Figure 3 illustrates the correlation score between SI and P/F score for all patients. The graph distinguishes the diabetic from the non-diabetic patients using red bars. According to this, 11 have negative values. Most had more than −0.2 correlation, and patient UM30 had a perfect negative correlation. Those with positive values have lower than +0.4 correlation.

Fig. 3.
figure 3

The correlation score for all patients. The diabetic patients are distinguished from the non-diabetics using red bars.

4 Discussion

Our findings revealed that in particular, at times where PO2 and FiO2 record existed in the same hour, the associated estimated SI were very low, indicating the existence of high insulin resistance for most of studied patients. The median SI was 15.16 [4.43–39.09] 10−5 L.min/mU. In this cohort, 3.6% of the P/F scores were below 100, which is the lower limit of severe ARDS and were affecting 3 patients (UM03, UM23 and UM35).
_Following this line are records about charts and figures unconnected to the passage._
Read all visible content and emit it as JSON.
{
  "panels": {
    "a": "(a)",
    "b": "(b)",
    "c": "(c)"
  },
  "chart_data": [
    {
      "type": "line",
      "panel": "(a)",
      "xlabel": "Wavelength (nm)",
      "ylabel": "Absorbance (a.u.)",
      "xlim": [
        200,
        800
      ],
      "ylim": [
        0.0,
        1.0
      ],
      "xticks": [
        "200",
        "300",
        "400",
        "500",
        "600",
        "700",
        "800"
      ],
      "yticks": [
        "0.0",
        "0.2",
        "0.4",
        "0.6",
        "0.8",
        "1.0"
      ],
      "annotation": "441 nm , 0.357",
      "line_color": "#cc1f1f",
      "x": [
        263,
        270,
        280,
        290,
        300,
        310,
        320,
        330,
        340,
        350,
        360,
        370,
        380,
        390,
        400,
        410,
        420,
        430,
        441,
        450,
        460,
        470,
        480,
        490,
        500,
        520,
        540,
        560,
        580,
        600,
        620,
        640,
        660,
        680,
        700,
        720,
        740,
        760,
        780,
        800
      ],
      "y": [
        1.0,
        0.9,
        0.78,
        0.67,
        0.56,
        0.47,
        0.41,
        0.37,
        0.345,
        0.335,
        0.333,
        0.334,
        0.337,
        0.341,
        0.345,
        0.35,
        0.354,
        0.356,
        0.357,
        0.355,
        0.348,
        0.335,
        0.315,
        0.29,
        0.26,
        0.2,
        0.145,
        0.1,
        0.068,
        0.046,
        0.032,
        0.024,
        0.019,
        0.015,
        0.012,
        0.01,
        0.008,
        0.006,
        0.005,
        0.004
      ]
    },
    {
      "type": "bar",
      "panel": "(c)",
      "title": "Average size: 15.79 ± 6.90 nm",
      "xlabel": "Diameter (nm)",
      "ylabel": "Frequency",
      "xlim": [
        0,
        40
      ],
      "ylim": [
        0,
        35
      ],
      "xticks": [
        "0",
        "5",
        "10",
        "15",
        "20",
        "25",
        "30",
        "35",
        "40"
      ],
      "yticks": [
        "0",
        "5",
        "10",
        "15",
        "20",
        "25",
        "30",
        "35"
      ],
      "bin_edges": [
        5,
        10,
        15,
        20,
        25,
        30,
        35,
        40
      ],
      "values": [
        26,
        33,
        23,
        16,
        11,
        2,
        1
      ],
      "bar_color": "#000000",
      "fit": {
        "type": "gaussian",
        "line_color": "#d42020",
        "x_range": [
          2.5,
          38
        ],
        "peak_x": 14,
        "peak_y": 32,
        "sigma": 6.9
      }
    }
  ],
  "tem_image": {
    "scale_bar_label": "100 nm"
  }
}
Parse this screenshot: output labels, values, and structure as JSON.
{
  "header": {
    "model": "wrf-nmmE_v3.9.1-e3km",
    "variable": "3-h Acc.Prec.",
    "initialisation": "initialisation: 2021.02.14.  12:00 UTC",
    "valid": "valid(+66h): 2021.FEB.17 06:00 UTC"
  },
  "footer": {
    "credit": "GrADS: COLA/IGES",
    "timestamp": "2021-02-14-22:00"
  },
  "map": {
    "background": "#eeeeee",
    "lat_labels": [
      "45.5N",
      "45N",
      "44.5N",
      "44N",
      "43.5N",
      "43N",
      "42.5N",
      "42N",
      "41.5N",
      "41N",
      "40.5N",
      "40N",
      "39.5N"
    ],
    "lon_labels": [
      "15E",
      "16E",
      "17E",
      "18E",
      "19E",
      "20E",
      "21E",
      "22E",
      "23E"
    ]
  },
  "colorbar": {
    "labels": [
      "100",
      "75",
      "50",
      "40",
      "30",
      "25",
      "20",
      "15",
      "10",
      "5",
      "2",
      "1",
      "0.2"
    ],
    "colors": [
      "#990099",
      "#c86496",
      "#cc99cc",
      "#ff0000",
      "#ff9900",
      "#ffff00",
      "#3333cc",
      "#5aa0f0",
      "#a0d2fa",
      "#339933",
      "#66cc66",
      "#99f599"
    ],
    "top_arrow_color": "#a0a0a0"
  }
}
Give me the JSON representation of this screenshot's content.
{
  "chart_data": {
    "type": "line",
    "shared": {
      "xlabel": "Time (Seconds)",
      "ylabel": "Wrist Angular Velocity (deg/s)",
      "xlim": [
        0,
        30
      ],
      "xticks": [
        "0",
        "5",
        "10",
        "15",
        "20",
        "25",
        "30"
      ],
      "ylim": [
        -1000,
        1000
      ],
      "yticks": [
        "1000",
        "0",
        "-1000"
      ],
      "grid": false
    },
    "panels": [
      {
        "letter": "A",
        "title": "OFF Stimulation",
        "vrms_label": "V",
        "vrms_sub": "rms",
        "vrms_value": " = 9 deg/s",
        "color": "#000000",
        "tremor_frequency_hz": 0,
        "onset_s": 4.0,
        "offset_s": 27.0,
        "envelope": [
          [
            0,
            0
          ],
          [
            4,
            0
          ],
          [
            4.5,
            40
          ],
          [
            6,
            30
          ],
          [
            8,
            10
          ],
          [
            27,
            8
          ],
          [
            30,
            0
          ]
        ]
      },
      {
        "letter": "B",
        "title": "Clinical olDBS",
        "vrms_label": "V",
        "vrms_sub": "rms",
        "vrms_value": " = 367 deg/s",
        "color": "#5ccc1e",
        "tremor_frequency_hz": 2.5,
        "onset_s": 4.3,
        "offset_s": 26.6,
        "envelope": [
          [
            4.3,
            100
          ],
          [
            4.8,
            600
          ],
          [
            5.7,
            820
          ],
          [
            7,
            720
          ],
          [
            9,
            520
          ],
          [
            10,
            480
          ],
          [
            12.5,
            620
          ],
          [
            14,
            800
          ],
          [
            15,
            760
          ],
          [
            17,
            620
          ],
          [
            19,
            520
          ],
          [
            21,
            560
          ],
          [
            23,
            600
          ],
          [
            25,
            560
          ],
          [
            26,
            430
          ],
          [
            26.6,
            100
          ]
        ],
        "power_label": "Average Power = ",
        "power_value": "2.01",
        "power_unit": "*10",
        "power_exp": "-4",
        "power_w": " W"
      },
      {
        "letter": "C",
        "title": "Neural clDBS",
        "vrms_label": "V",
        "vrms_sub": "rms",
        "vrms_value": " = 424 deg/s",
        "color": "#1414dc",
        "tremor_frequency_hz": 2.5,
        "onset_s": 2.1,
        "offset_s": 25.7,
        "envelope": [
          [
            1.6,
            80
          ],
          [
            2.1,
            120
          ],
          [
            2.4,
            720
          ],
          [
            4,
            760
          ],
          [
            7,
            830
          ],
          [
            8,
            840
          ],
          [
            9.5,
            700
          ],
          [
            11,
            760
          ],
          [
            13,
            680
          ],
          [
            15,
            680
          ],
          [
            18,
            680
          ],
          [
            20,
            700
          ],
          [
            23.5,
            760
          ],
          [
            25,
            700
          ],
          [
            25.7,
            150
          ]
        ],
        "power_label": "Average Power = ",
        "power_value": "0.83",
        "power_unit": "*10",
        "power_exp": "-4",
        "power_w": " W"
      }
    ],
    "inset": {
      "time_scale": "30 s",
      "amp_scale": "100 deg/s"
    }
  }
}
These three patients had positive P/F score correlation with their SI variation. 61.6% were in the mild and moderate ARDS limit. The finding confirms not only the link between high insulin resistance and impaired lung function, but also the usability of the estimated SIs to complement clinical measurement of insulin resistance.

Some patients showed very high negative correlation between SI and the P/F score whilst many stays within ±0.4 correlation which is important but not significant. Studies on their demographic, admission diagnosis, severity APACHE II score and comorbidities showed no clear pattern. The 4 highest negative correlations nevertheless share some common characteristics such as older than 69 years old and have less than 60 h stay. The pattern either doesn’t exist, or it could be attributed to the low ratio of available SI over P/F scores (1297:265). We believe better correlation scores can be obtained if we interpolate the P/F score to match the number of hourly SI. With the availability of the interpolated data, more studies on time series development can equally be performed.

Two studies using limited and irregular data showed a close association between Diabetes Mellitus and hypertension towards estimated SI-based glycaemic control results, using Bayesian Network [26, 27]. Bayesian Network is an approach that use correlation weight to develop probabilistical causal or risk models. Another perspective from these studies is to use Bayesian Network to model the co-relationship between the various elements existing in current data.

5 Conclusion

Insulin resistance should be considered amongst the risk factors for deterioration in lung function. However, their usage is clinically limited in decision making as the measurement is difficult to obtain, especially in the ICU. This suggests exploring the usage of model-based generated insulin sensitivity which is a parameter that is the inverse of insulin resistance. Current intention however must be supported with more generated data from the respiratory side. Subsequent studies with bigger and sufficient data will include the SI role to predict lung failure in advance based on time series model. SI-based prediction may lead to effective interventions targeting respective organ failure prevention.